2022-05-25 04:44 AM
This was a ticket I opened this year regarding a fatal flaw in FREE RTOS which I didn't get a final answer or proper solution. Even so the team that I've been working with manage to get a workaround that for now has been shown to be very effective, but we need a permanent solution. Since if a watchdog is running and many programmers don't know about this issue, the device might stall or brick until a full power cycle is done or until it's reprogrammed again if an upgrade (Firmware over the air for example) was in progress.
Here's the post, and for the ST team here's the case number 00153229
"Greetings,
Currently we are developing the firmware of medical device using this microcontroller (STM32L4S9AI) and we are currently having the following issue, 50% of the times we reset the core, the device doesn't boot, we found that it's getting stalled on the pendingSV related functions.
Since the hardware is from a client and there's a non disclosure agreement, we are limited to the information we can provide.

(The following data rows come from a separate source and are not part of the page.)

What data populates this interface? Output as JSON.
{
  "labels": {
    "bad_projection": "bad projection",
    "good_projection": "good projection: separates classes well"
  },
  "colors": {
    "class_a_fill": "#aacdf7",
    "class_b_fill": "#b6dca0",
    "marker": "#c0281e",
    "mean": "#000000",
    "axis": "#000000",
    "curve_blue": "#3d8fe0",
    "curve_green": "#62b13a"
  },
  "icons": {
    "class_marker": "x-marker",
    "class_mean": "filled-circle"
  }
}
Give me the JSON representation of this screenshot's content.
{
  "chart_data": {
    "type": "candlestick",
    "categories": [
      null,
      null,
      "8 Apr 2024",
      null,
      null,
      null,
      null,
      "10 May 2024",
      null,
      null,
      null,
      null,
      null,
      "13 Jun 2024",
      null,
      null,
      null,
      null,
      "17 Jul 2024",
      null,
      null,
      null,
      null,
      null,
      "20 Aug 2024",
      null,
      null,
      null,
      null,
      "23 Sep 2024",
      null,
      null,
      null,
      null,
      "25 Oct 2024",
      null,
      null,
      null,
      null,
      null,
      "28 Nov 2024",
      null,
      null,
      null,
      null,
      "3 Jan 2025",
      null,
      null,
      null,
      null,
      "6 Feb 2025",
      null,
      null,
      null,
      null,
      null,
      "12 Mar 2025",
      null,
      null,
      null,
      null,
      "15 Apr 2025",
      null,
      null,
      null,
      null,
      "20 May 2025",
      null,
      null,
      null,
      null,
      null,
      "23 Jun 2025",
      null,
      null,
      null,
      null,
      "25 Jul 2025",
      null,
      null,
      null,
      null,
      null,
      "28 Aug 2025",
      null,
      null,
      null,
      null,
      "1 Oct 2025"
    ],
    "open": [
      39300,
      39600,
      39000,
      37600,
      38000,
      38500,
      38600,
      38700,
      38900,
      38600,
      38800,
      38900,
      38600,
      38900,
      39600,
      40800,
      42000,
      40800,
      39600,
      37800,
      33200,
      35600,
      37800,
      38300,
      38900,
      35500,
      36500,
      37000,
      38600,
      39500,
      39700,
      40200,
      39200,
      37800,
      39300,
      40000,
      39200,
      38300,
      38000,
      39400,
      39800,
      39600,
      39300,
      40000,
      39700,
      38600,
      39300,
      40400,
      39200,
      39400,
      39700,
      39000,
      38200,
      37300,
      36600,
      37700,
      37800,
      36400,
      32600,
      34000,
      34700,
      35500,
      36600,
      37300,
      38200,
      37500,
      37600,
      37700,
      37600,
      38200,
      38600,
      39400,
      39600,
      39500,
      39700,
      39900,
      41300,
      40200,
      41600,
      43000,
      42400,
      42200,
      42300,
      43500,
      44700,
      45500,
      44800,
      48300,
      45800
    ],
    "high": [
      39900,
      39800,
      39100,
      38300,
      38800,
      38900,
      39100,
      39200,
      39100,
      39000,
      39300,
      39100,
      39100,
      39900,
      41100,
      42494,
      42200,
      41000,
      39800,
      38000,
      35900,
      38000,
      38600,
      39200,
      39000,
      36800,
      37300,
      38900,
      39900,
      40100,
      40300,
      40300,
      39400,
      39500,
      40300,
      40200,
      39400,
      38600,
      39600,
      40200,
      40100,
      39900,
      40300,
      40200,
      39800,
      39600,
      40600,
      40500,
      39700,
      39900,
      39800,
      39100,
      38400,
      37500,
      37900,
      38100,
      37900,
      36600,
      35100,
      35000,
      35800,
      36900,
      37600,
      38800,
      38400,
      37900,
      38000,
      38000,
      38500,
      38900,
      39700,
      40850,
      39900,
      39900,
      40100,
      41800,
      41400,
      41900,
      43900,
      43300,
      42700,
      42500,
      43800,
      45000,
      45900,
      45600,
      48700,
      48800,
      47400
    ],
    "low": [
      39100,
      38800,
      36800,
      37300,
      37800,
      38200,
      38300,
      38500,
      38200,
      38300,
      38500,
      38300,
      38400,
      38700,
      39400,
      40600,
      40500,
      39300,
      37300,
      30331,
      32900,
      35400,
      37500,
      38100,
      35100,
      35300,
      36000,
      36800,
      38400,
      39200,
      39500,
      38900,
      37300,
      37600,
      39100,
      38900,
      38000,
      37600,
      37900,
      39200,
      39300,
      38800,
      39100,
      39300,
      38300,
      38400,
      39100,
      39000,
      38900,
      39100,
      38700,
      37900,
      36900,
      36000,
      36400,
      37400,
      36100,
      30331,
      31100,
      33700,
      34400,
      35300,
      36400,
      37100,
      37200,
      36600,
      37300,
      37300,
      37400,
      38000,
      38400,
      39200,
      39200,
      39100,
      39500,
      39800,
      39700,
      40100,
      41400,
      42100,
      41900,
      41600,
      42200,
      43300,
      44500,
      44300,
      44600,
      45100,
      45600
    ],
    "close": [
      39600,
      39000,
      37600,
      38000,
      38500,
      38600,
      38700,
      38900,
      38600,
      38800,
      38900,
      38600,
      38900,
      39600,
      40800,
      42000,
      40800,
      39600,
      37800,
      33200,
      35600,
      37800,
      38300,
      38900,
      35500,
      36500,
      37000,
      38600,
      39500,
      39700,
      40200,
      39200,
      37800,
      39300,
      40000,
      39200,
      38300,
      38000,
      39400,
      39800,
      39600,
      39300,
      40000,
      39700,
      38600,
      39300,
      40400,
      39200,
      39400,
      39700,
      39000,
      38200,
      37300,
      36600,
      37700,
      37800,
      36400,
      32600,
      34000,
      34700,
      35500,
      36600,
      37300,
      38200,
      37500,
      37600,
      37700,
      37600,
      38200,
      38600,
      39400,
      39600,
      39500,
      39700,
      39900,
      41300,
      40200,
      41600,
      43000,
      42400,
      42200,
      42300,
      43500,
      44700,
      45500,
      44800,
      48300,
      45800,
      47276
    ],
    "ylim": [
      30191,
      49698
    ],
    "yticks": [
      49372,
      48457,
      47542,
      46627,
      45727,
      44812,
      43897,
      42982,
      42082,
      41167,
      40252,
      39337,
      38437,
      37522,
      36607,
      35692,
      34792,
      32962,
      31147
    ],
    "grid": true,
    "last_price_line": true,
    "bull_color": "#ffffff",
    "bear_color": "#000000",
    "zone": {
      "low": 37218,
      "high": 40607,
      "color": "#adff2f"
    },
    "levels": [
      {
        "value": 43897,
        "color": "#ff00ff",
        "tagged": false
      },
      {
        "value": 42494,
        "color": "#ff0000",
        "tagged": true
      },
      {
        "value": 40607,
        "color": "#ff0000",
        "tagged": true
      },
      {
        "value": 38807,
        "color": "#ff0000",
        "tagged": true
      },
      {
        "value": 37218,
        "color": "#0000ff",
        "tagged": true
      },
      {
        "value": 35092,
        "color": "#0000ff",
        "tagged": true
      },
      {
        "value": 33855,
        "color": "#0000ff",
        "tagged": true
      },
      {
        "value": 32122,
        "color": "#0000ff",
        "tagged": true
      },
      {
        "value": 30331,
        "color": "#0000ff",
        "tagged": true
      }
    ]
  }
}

But here's the current information about the configuration that I can provide without prejudice:
This problem started once we start using the stop modes and other hardware features, but we realised that it was just a coincidence, and further testing shows that if the boot is successful, the next time we reset the watch it will stall once "xPortPendSVHandler" is called. The first two firmwares run perfectly but once the transition to the third firmware occurs, it stalls.
We manage to make a first work around that actually works, but we are afraid that might be a temporary solution as the program grows.
One fix is, for the standby and reboot we de-initialize all hardware and make a reset (works 100% of the times) other is clear the ram memory in the pre-bootloader, but its not working properly all the time.
Thanks.
Best regards,
André Pereira"
Here's one of my answers with an important detail:
"Greetigns Mr. ########,
In a powerup cycle everything works fine because all the memory is being written from scratch, but when resetting, part of the ram memory for some reason persists causing hardfault when it calls pending_SV because it has a register that is active/true/enabled it for some reason during the boot. We also suspect there's also a ghost process running that triggers the Hardfault."
2022-05-25 05:17 AM
Not sure I learned much from reading that.
Team of people spend six months unsuccessful debugging their project..
2022-05-25 07:28 AM
As @Community member, I don't see anything in that which would allow anyone here to say what's going on.
@André Pereira "a fatal flaw in FREE RTOS"
FreeRTOS is an independent 3rd-party product - nothing to do with ST.
So, if you've identified a flaw in FreeRTOS, you need to report that to them:
https://www.freertos.org/RTOS-contact-and-support.html
"when resetting, part of the ram memory for some reason persists"
If power is retained, then all of the RAM will persist - that is to be expected.
"suspect there's also a ghost process running"
What makes you think that? What debugging have you done to find it?
2022-05-25 07:31 AM
The part where this was failing isn't caught simply by debugging and happens during the third part, and we didn't dedicate 6 months trying to solve this. We solved it but as mentioned, it's a workaround and for all users, it is required a permanent answer and not a workaround developed by us, the client.
2022-05-25 07:47 AM
Ok, but unless I missed some major plot points here, you never determined what the actual cause was, and it was attributed to some "ghost" process? Not sure how that's going to pass muster in a certification report.
And this for a system where you have access to all the source code?
Unless you can actually attribute it to a hardware failure/short coming in the IC, I'm not sure why ST would get deeply involved in debugging.
What compiler/tool chain are you using? GNU/GCC based?
Any other stages of the loader using the RTOS, or HAL/MX initialization?
2022-05-25 07:50 AM
After careful analysis it's safe to say @Andrew Neil that it's an issue for both to solve because it happens in a part of the code that is made by ST and only where the firmware with RTOS runs, the other two don't have this issue and transition even before our work around was implemented.
2022-05-25 08:01 AM
but, like @Community member , I don't see that you've identified what the actual problem is.
2022-05-25 08:03 AM
Yes, we did. Bellow there's a picture of the "location" where the problem happens.
Everything we use is only tools from ST. The yellow marked part never actually finishes, and if you have a power cycle, you don't have a problem, however, if you press reset, it will stall. So currently we perform by force a ram wipe in the startup of the first firmware during the transition to the next.
2022-05-25 08:10 AM
But we did, check my answer to Tesla Delorean.
2022-05-25 08:33 AM
Things are still not clear (at least to me).
That code is the standard C/C++ startup code - copying intiialized variables from FLASH to RAM, then zero-ing the uninitialized variables (BSS segment). Exactly how and where is this hanging? Is it stuck in an infinite loop (somehow??????). And is the code that hangs in your pre-bootloader, bootloader or application?
And your workaround is to clear all (?) RAM on startup? In the pre-bootloader? Bootloader? App?
And just for kicks, what is connected to the CPU's NRST line on the PCB? Is there anything that would prevent the CPU from driving that line low?